Figure 7. Hif-1α mediates the reduction of S100A1-3′UTR reporter gene expression.

A) EA.hy926 (upper panel) or primary HMVEC (lower panel) cells were exposed to the prolyl-hydroxylase-2 inhibitor IOX2 (10 µmol/L) for 24 h to induce Hif1-α, prior to extract preparation. A representative immunoblot is shown to verify Hif1-α induction. The experiment was done 3 times with similar results. β-actin was used to control for protein loading. B) Expression levels of MiR-138 were assessed by qPCR in extracts prepared from EA.hy926 ECs subjected to 24 h treatment with 10 µmol/L IOX2. C) EA.hy926 ECs were co-transfected with the S100A1–3′UTR luciferase reporter gene and either the antimir-138 or scramble control (Dharmacon). 24 h later cells were incubated with IOX2 to induce Hif1-α stabilization. *, P<0.02 vs untreated.

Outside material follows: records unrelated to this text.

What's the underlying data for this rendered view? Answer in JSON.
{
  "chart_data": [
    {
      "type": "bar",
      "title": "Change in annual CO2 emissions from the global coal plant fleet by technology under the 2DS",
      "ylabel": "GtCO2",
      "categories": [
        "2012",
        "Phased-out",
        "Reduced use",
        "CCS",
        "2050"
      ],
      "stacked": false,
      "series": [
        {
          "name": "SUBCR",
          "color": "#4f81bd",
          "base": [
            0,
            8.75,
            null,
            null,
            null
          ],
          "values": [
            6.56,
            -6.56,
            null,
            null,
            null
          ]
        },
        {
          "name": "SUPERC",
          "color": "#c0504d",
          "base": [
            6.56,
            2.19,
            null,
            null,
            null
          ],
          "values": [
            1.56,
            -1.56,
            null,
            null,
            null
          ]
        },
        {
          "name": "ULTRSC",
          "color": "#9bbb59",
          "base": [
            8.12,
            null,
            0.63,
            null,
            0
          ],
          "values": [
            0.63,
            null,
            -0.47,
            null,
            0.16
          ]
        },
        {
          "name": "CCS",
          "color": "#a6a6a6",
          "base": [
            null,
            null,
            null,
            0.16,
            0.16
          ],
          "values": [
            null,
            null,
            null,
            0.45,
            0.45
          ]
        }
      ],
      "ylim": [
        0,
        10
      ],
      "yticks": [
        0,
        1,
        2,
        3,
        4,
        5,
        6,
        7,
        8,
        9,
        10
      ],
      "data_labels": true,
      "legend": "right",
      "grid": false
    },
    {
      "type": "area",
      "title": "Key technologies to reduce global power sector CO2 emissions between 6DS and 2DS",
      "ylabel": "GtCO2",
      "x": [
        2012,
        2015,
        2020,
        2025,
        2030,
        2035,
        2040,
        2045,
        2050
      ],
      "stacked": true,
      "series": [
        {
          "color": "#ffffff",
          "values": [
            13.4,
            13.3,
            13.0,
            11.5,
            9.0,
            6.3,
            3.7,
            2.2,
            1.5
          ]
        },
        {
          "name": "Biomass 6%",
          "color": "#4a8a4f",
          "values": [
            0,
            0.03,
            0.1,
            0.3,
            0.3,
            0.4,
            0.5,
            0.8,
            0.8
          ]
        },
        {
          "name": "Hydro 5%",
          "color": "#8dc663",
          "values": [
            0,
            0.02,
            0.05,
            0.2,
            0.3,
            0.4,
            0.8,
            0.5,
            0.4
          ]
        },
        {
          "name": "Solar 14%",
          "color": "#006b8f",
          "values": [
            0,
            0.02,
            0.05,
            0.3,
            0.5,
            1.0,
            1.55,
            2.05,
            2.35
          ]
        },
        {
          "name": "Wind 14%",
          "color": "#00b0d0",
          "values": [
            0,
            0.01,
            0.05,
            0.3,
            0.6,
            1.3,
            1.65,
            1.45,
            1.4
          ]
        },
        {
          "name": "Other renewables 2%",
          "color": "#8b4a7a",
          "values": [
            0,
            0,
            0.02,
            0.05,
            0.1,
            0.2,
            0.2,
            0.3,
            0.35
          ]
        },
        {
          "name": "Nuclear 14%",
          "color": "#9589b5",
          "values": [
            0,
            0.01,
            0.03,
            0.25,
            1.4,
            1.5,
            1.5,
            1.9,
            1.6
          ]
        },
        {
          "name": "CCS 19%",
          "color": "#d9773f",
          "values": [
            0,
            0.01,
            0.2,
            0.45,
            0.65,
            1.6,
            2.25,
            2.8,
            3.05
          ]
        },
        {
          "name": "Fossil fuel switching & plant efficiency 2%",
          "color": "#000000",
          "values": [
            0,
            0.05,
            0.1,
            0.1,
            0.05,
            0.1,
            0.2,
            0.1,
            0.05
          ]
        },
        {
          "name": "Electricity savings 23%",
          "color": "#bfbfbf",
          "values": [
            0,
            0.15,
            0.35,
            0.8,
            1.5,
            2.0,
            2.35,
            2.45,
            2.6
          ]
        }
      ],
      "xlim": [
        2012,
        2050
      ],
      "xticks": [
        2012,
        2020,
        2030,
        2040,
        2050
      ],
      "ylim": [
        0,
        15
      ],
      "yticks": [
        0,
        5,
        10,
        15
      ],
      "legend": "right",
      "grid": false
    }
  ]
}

For both B, C, the experiment was done 3 times, each in triplicate. D) EA.hy926 ECs were transfected with the S100A1-3′UTR reporter gene and co-transfected with siRNA against Hif1-α, or control scramble siRNA. Cells were then subjected to chemical hypoxia with 250 µmol/L CoCl₂ for 24 h before luciferase activity was assessed. *, P<0.02 vs normoxic, P<0.05 vs siRNA Hif1-α. Experiment was performed 3 times, each in triplicate.